10. The sheet feeding apparatus according to claim 8, further comprising:

a casing that houses said blowing apparatus, said heating member, said first and second temperature detection members, and said first and second biasing members, and includes an air intake port and a warm air blowing port; and

an air duct that is provided in said casing and leads said air flow generated by said blowing apparatus to said warm air blowing port, wherein said heating member is disposed in said air duct.

11. The sheet feeding apparatus according to claim 10, further comprising a control board that is housed in said casing and mounts at least an electronic component for controlling an operation of said heating member on the basis of the temperature detected by said first and second temperature detection members.

12. An image forming apparatus comprising:

a sheet feeding apparatus; and

an image forming apparatus main body for forming an image on a sheet fed from said sheet feeding apparatus,

wherein said sheet feeding apparatus includes:

a sheet accommodating portion for accommodating a sheet stack constituted by a plurality of sheets; and

a warm air generating apparatus capable of blowing warm air onto said sheet stack accommodated in said sheet accommodating portion, and said warm air generating apparatus includes:

a blowing apparatus for generating an air flow in a predetermined direction;

a heating member disposed on a flow path of said air flow for heating air, the heating member having a first temperature detected surface and a second temperature detected surface for detecting temperatures;

a first temperature detection member that has a first heat sensing portion and detects a temperature of said heating member;

a second temperature detection member that has a second heat sensing portion and detects a temperature of said heating member;

a support member for rigidly supporting the first temperature detection member and elastically supporting second temperature detection member;

a first biasing member that causes said first heat sensing portion to contact the first temperature detected surface by biasing said support member and that causes the second temperature detection member to be disposed at a position on the second temperature detected surface; and

a second biasing member mounted on said support member for applying a biasing force that causes said second heat sensing portion to contact the second temperature detected surface.
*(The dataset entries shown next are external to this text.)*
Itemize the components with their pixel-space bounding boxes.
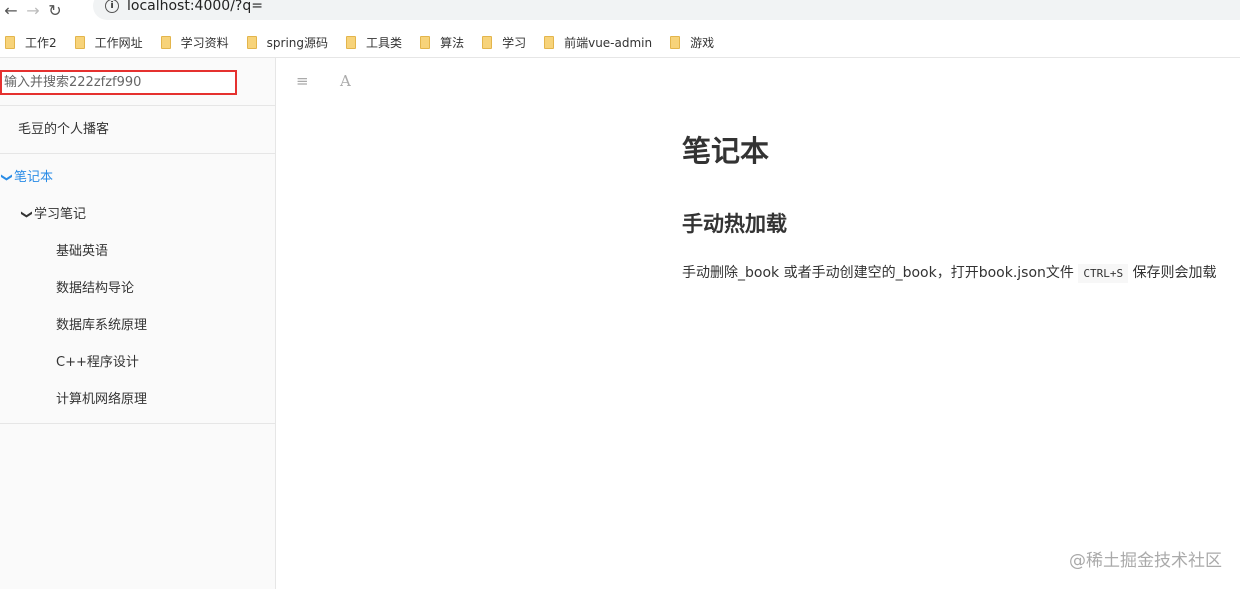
text: 手动删除_book 或者手动创建空的_book，打开book.json文件 <box>682 265 1074 281</box>
folder-icon <box>74 35 85 49</box>
reload-icon[interactable]: ↻ <box>44 1 66 20</box>
bookmarks-bar: 工作2 工作网址 学习资料 spring源码 工具类 算法 学习 前端vue-admin 游戏 <box>0 28 727 56</box>
folder-icon <box>420 35 431 49</box>
group-study-notes[interactable]: ❯学习笔记 <box>0 196 275 233</box>
bookmark-item[interactable]: spring源码 <box>246 34 329 51</box>
url-text: localhost:4000/?q= <box>127 0 263 14</box>
folder-icon <box>482 35 493 49</box>
sidebar-item[interactable]: 数据库系统原理 <box>0 307 275 344</box>
bookmark-item[interactable]: 前端vue-admin <box>544 34 652 51</box>
menu-icon[interactable]: ≡ <box>296 72 309 90</box>
chevron-down-icon: ❯ <box>20 209 34 220</box>
search-input[interactable]: 输入并搜索222zfzf990 <box>0 70 237 95</box>
back-icon[interactable]: ← <box>0 1 22 20</box>
bookmark-item[interactable]: 游戏 <box>670 34 714 51</box>
page-title: 笔记本 <box>682 134 770 168</box>
bookmark-label: 工作网址 <box>94 35 143 50</box>
sidebar-item[interactable]: 计算机网络原理 <box>0 381 275 418</box>
forward-icon[interactable]: → <box>22 1 44 20</box>
blog-title-link[interactable]: 毛豆的个人播客 <box>0 111 275 148</box>
bookmark-item[interactable]: 算法 <box>420 34 464 51</box>
section-heading: 手动热加载 <box>682 212 787 236</box>
sidebar-item[interactable]: 基础英语 <box>0 233 275 270</box>
bookmark-label: 学习 <box>502 35 527 50</box>
address-bar[interactable]: i localhost:4000/?q= <box>93 0 1240 20</box>
bookmark-label: 算法 <box>440 35 465 50</box>
folder-icon <box>670 35 681 49</box>
folder-icon <box>346 35 357 49</box>
watermark: @稀土掘金技术社区 <box>1069 551 1222 571</box>
main-content: ≡ A 笔记本 手动热加载 手动删除_book 或者手动创建空的_book，打开… <box>276 57 1240 589</box>
info-icon[interactable]: i <box>105 0 119 13</box>
text: 保存则会加载 <box>1132 265 1217 281</box>
bookmark-item[interactable]: 工作网址 <box>74 34 143 51</box>
bookmark-item[interactable]: 工作2 <box>5 34 57 51</box>
bookmark-item[interactable]: 学习 <box>482 34 526 51</box>
folder-icon <box>5 35 15 49</box>
folder-icon <box>544 35 555 49</box>
paragraph: 手动删除_book 或者手动创建空的_book，打开book.json文件 CT… <box>682 262 1217 283</box>
bookmark-label: 学习资料 <box>180 35 229 50</box>
sidebar-item[interactable]: C++程序设计 <box>0 344 275 381</box>
font-icon[interactable]: A <box>340 72 351 90</box>
folder-icon <box>160 35 171 49</box>
bookmark-label: 前端vue-admin <box>564 35 653 50</box>
bookmark-label: 工具类 <box>366 35 403 50</box>
bookmark-item[interactable]: 工具类 <box>346 34 402 51</box>
bookmark-item[interactable]: 学习资料 <box>160 34 229 51</box>
sidebar-item[interactable]: 数据结构导论 <box>0 270 275 307</box>
bookmark-label: 工作2 <box>25 35 57 50</box>
chevron-down-icon: ❯ <box>0 172 14 183</box>
section-notebook[interactable]: ❯笔记本 <box>0 159 275 196</box>
folder-icon <box>246 35 257 49</box>
code-snippet: CTRL+S <box>1078 264 1129 283</box>
bookmark-label: 游戏 <box>690 35 715 50</box>
sidebar: 输入并搜索222zfzf990 毛豆的个人播客 ❯笔记本 ❯学习笔记 基础英语数… <box>0 57 276 589</box>
bookmark-label: spring源码 <box>266 35 329 50</box>
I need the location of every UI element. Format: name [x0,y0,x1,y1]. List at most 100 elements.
13. The image forming apparatus according to claim 12, further comprising:

a casing that houses said blowing apparatus, said heating member, said first and second temperature detection members, and said first and second biasing members, and includes an air intake port and a warm air blowing port,

wherein said warm air blowing port is disposed in a position for blowing warm air toward an upper face of said sheet stack accommodated in said sheet accommodating portion.